Comment by oersted
1 day ago
I have been a big fan of Valve since the Orange Box days and I always dreamed of working there, but let’s not kid ourselves. This is all enabled by the massive monopolistic cash-cow that is Steam that requires a tiny team to maintain. Similarly their top games have minuscule teams and still rake-in millions in microtransactions, fueled by a shadow economy of gambling and speculative trading aimed at kids.
Yes to a large extent they got those monopolies by building truly outstanding products in good faith and by being pioneers in quite a few areas. And certainly they are an exemplary case of investing that wealth into legitimately innovative and widely appreciated long-term endeavors.
My point is that Valve is not all that special for being nice, many organizations do crave to be like that but they don’t have the luxury to have hit that jackpot. For people with mountains of money, they are among the best, but it’s not exactly a high standard, and they are remarkably inefficient in leveraging that advantage.

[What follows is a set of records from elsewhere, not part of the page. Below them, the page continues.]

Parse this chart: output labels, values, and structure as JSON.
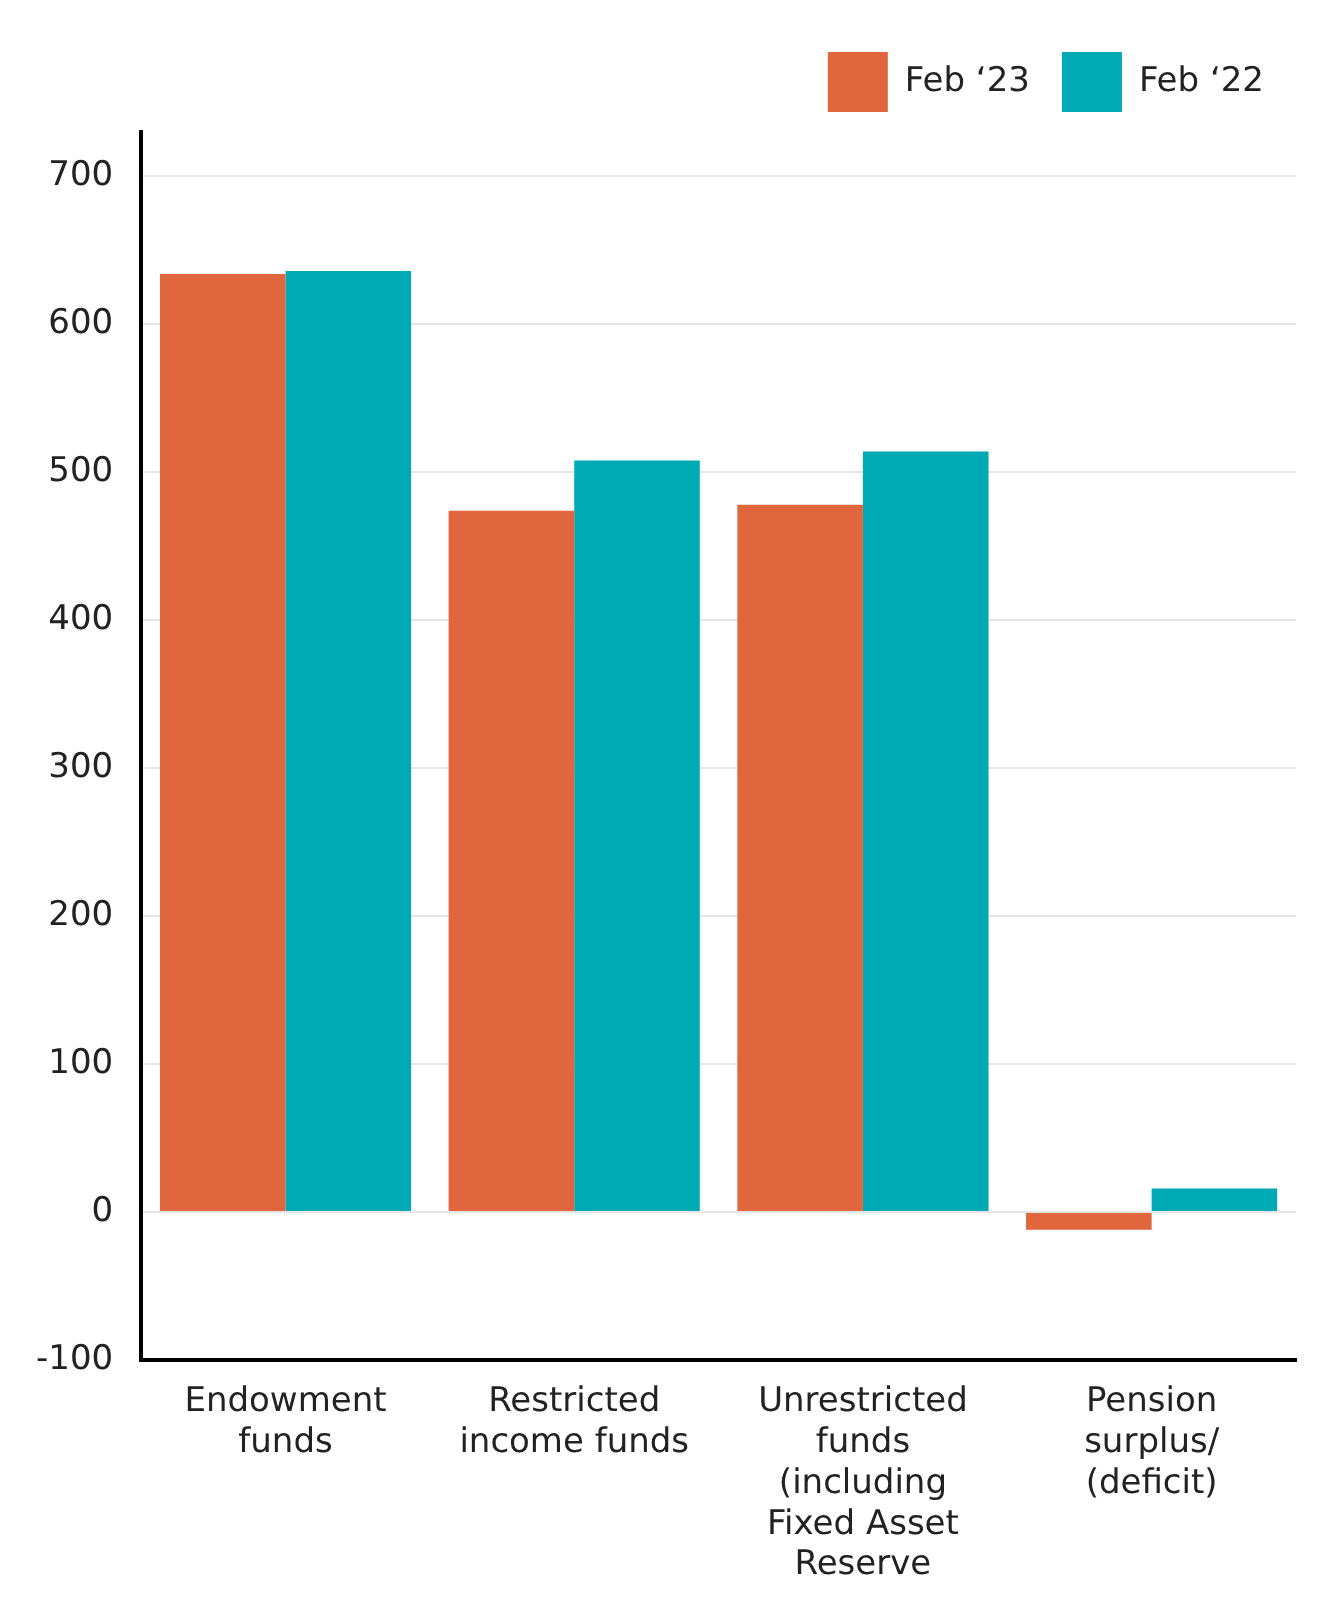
{
  "chart_data": {
    "type": "bar",
    "categories": [
      "Endowment funds",
      "Restricted income funds",
      "Unrestricted funds (including Fixed Asset Reserve",
      "Pension surplus/ (deficit)"
    ],
    "series": [
      {
        "name": "Feb ‘23",
        "color": "#e0673d",
        "values": [
          634,
          474,
          478,
          -12
        ]
      },
      {
        "name": "Feb ‘22",
        "color": "#00aab5",
        "values": [
          636,
          508,
          514,
          16
        ]
      }
    ],
    "ylim": [
      -100,
      730
    ],
    "yticks": [
      -100,
      0,
      100,
      200,
      300,
      400,
      500,
      600,
      700
    ],
    "grid": "y",
    "legend": "top right"
  }
}
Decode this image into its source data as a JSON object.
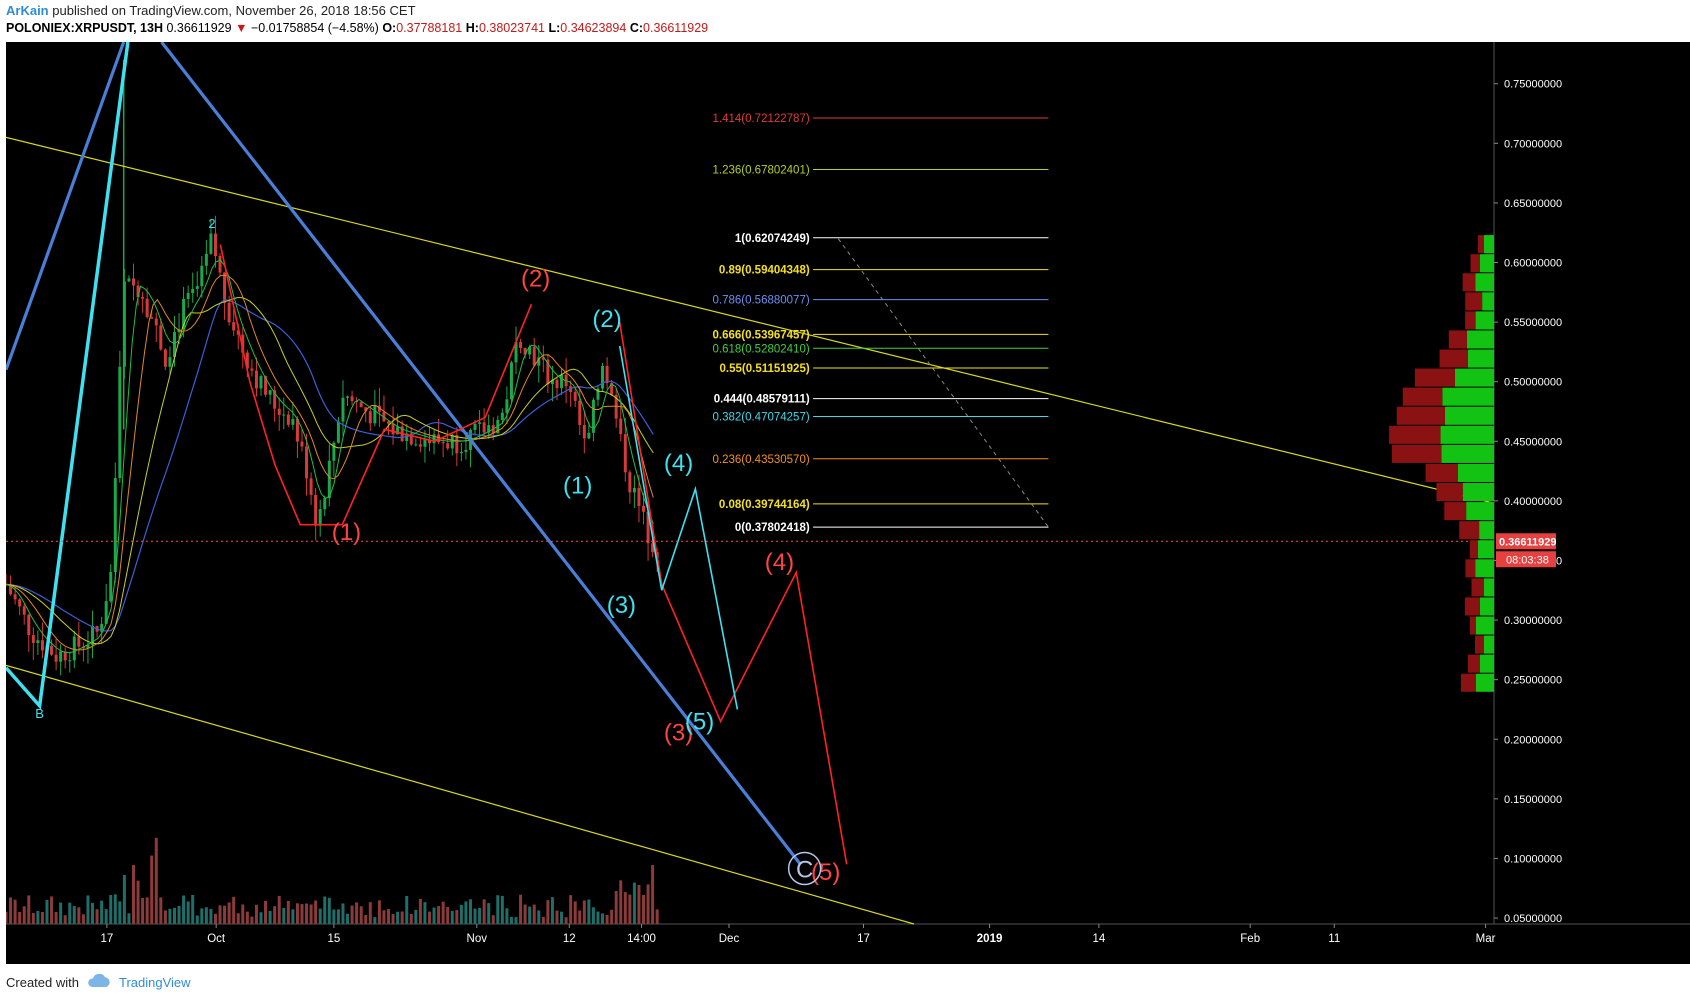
{
  "header": {
    "author": "ArKain",
    "published_text": "published on TradingView.com, November 26, 2018 18:56 CET",
    "symbol": "POLONIEX:XRPUSDT, 13H",
    "last": "0.36611929",
    "change_arrow": "▼",
    "change": "−0.01758854 (−4.58%)",
    "open_label": "O:",
    "open": "0.37788181",
    "high_label": "H:",
    "high": "0.38023741",
    "low_label": "L:",
    "low": "0.34623894",
    "close_label": "C:",
    "close": "0.36611929"
  },
  "footer": {
    "created_with": "Created with",
    "brand": "TradingView",
    "brand_icon": "tradingview-cloud-icon"
  },
  "colors": {
    "background": "#000000",
    "up_candle": "#1aa84b",
    "down_candle": "#d63a3a",
    "red_wave": "#ff2222",
    "cyan_wave": "#3fe0f0",
    "blue_line": "#4a7fd8",
    "yellow_line": "#d8d820",
    "price_line": "#ff4a4a"
  },
  "chart_data": {
    "type": "candlestick",
    "timeframe": "13H",
    "y_axis": {
      "scale": "linear",
      "range": [
        0.045,
        0.785
      ],
      "ticks": [
        "0.75000000",
        "0.70000000",
        "0.65000000",
        "0.60000000",
        "0.55000000",
        "0.50000000",
        "0.45000000",
        "0.40000000",
        "0.35000000",
        "0.30000000",
        "0.25000000",
        "0.20000000",
        "0.15000000",
        "0.10000000",
        "0.05000000"
      ],
      "tick_values": [
        0.75,
        0.7,
        0.65,
        0.6,
        0.55,
        0.5,
        0.45,
        0.4,
        0.35,
        0.3,
        0.25,
        0.2,
        0.15,
        0.1,
        0.05
      ]
    },
    "x_axis": {
      "range_days": [
        -25,
        152
      ],
      "ticks": [
        {
          "label": "17",
          "day": -13
        },
        {
          "label": "Oct",
          "day": 0
        },
        {
          "label": "15",
          "day": 14
        },
        {
          "label": "Nov",
          "day": 31
        },
        {
          "label": "12",
          "day": 42
        },
        {
          "label": "14:00",
          "day": 50.6
        },
        {
          "label": "Dec",
          "day": 61
        },
        {
          "label": "17",
          "day": 77
        },
        {
          "label": "2019",
          "day": 92
        },
        {
          "label": "14",
          "day": 105
        },
        {
          "label": "Feb",
          "day": 123
        },
        {
          "label": "11",
          "day": 133
        },
        {
          "label": "Mar",
          "day": 151
        },
        {
          "label": "11",
          "day": 161
        }
      ]
    },
    "current_price": {
      "value": 0.36611929,
      "label": "0.36611929",
      "countdown": "08:03:38"
    },
    "fibonacci": [
      {
        "label": "1.414(0.72122787)",
        "value": 0.72122787,
        "color": "#e03a3a"
      },
      {
        "label": "1.236(0.67802401)",
        "value": 0.67802401,
        "color": "#b8d020"
      },
      {
        "label": "1(0.62074249)",
        "value": 0.62074249,
        "color": "#ffffff"
      },
      {
        "label": "0.89(0.59404348)",
        "value": 0.59404348,
        "color": "#f4e01a"
      },
      {
        "label": "0.786(0.56880077)",
        "value": 0.56880077,
        "color": "#6a90f0"
      },
      {
        "label": "0.666(0.53967457)",
        "value": 0.53967457,
        "color": "#f4e01a"
      },
      {
        "label": "0.618(0.52802410)",
        "value": 0.5280241,
        "color": "#40d040"
      },
      {
        "label": "0.55(0.51151925)",
        "value": 0.51151925,
        "color": "#f4e01a"
      },
      {
        "label": "0.444(0.48579111)",
        "value": 0.48579111,
        "color": "#ffffff"
      },
      {
        "label": "0.382(0.47074257)",
        "value": 0.47074257,
        "color": "#40d8e8"
      },
      {
        "label": "0.236(0.43530570)",
        "value": 0.4353057,
        "color": "#f49020"
      },
      {
        "label": "0.08(0.39744164)",
        "value": 0.39744164,
        "color": "#f4e01a"
      },
      {
        "label": "0(0.37802418)",
        "value": 0.37802418,
        "color": "#ffffff"
      }
    ],
    "red_wave_projection": [
      [
        48,
        0.55
      ],
      [
        53,
        0.33
      ],
      [
        60,
        0.215
      ],
      [
        69,
        0.34
      ],
      [
        75,
        0.095
      ]
    ],
    "cyan_wave_projection": [
      [
        48,
        0.53
      ],
      [
        53,
        0.325
      ],
      [
        57,
        0.41
      ],
      [
        62,
        0.225
      ]
    ],
    "volume_profile_up": [
      0.623,
      0.607,
      0.591,
      0.575,
      0.559,
      0.543,
      0.527,
      0.511,
      0.495,
      0.479,
      0.463,
      0.447,
      0.431,
      0.415,
      0.399,
      0.383,
      0.367,
      0.351,
      0.335,
      0.319,
      0.303,
      0.287,
      0.271,
      0.255
    ],
    "wave_labels": [
      {
        "text": "(1)",
        "x": 15.5,
        "y": 0.367,
        "color": "#ff4444"
      },
      {
        "text": "(2)",
        "x": 38,
        "y": 0.58,
        "color": "#ff4444"
      },
      {
        "text": "(2)",
        "x": 46.5,
        "y": 0.546,
        "color": "#3fe0f0"
      },
      {
        "text": "(1)",
        "x": 43,
        "y": 0.406,
        "color": "#3fe0f0"
      },
      {
        "text": "(4)",
        "x": 55,
        "y": 0.425,
        "color": "#3fe0f0"
      },
      {
        "text": "(3)",
        "x": 48.2,
        "y": 0.306,
        "color": "#3fe0f0"
      },
      {
        "text": "(4)",
        "x": 67,
        "y": 0.342,
        "color": "#ff4444"
      },
      {
        "text": "(3)",
        "x": 55,
        "y": 0.199,
        "color": "#ff4444"
      },
      {
        "text": "(5)",
        "x": 57.5,
        "y": 0.208,
        "color": "#3fe0f0"
      },
      {
        "text": "(5)",
        "x": 72.5,
        "y": 0.082,
        "color": "#ff4444"
      },
      {
        "text": "C",
        "x": 70,
        "y": 0.084,
        "color": "#b8c4e8"
      },
      {
        "text": "B",
        "x": -21,
        "y": 0.218,
        "color": "#3fe0f0"
      },
      {
        "text": "2",
        "x": -0.5,
        "y": 0.629,
        "color": "#3fe0f0"
      }
    ]
  }
}
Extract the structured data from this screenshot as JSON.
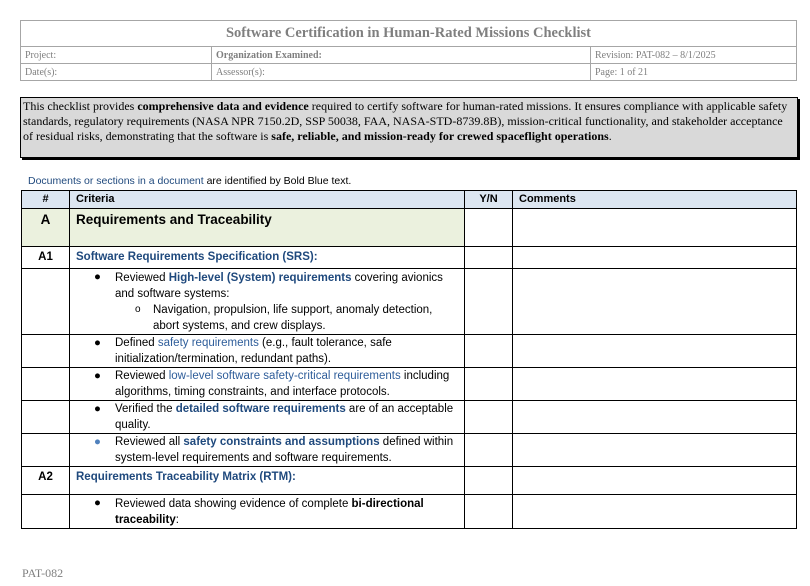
{
  "header": {
    "title": "Software Certification in Human-Rated Missions Checklist",
    "project": "Project:",
    "organization": "Organization Examined:",
    "revision": "Revision: PAT-082 – 8/1/2025",
    "dates": "Date(s):",
    "assessor": "Assessor(s):",
    "page": "Page:  1 of 21"
  },
  "description": [
    {
      "t": "This checklist provides ",
      "s": "n"
    },
    {
      "t": "comprehensive data and evidence",
      "s": "b"
    },
    {
      "t": " required to certify software for human-rated missions. It ensures compliance with applicable safety standards, regulatory requirements (NASA NPR 7150.2D, SSP 50038, FAA, NASA-STD-8739.8B), mission-critical functionality, and stakeholder acceptance of residual risks, demonstrating that the software is ",
      "s": "n"
    },
    {
      "t": "safe, reliable, and mission-ready for crewed spaceflight operations",
      "s": "b"
    },
    {
      "t": ".",
      "s": "n"
    }
  ],
  "note": {
    "blue": "Documents or sections in a document",
    "rest": " are identified by Bold Blue text."
  },
  "table": {
    "headers": [
      "#",
      "Criteria",
      "Y/N",
      "Comments"
    ],
    "section": {
      "id": "A",
      "title": "Requirements and Traceability"
    },
    "a1": {
      "id": "A1",
      "title": "Software Requirements Specification (SRS):"
    },
    "bullets1": [
      [
        {
          "t": "Reviewed ",
          "s": "n"
        },
        {
          "t": "High-level (System) requirements",
          "s": "blue"
        },
        {
          "t": " covering avionics and software systems:",
          "s": "n"
        }
      ],
      [
        {
          "t": "Defined ",
          "s": "n"
        },
        {
          "t": "safety requirements",
          "s": "lblue"
        },
        {
          "t": " (e.g., fault tolerance, safe initialization/termination, redundant paths).",
          "s": "n"
        }
      ],
      [
        {
          "t": "Reviewed ",
          "s": "n"
        },
        {
          "t": "low-level software safety-critical requirements",
          "s": "lblue"
        },
        {
          "t": " including algorithms, timing constraints, and interface protocols.",
          "s": "n"
        }
      ],
      [
        {
          "t": "Verified the ",
          "s": "n"
        },
        {
          "t": "detailed software requirements",
          "s": "blue"
        },
        {
          "t": " are of an acceptable quality.",
          "s": "n"
        }
      ],
      [
        {
          "t": "Reviewed all ",
          "s": "n"
        },
        {
          "t": "safety constraints and assumptions",
          "s": "blue"
        },
        {
          "t": " defined within system-level requirements and software requirements.",
          "s": "n"
        }
      ]
    ],
    "subbullet": "Navigation, propulsion, life support, anomaly detection, abort systems, and crew displays.",
    "a2": {
      "id": "A2",
      "title": "Requirements Traceability Matrix (RTM):"
    },
    "bullets2": [
      [
        {
          "t": "Reviewed data showing evidence of complete ",
          "s": "n"
        },
        {
          "t": "bi-directional traceability",
          "s": "b"
        },
        {
          "t": ":",
          "s": "n"
        }
      ]
    ]
  },
  "footer": "PAT-082",
  "colors": {
    "blue": "#1f497d",
    "header_bg": "#dce6f1",
    "section_bg": "#ebf1de",
    "desc_bg": "#d9d9d9"
  }
}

They’ve long lost the organizational know-how to make good games, and they have delivered remarkably few public facing successes in the last decade: mainly Valve Index and Steam Deck, both still relatively niche and wide apart, both primarily attempts at expanding Steam’s dominance to fairly uncharted markets, with mixed success. The first iteration of Steam Machines was dead on arrival, as was their long-anticipated game Artifact. CS 2 was not a significant enough upgrade to Go to really count. Half-Life Alyx was popularish I suppose. Anything else of note?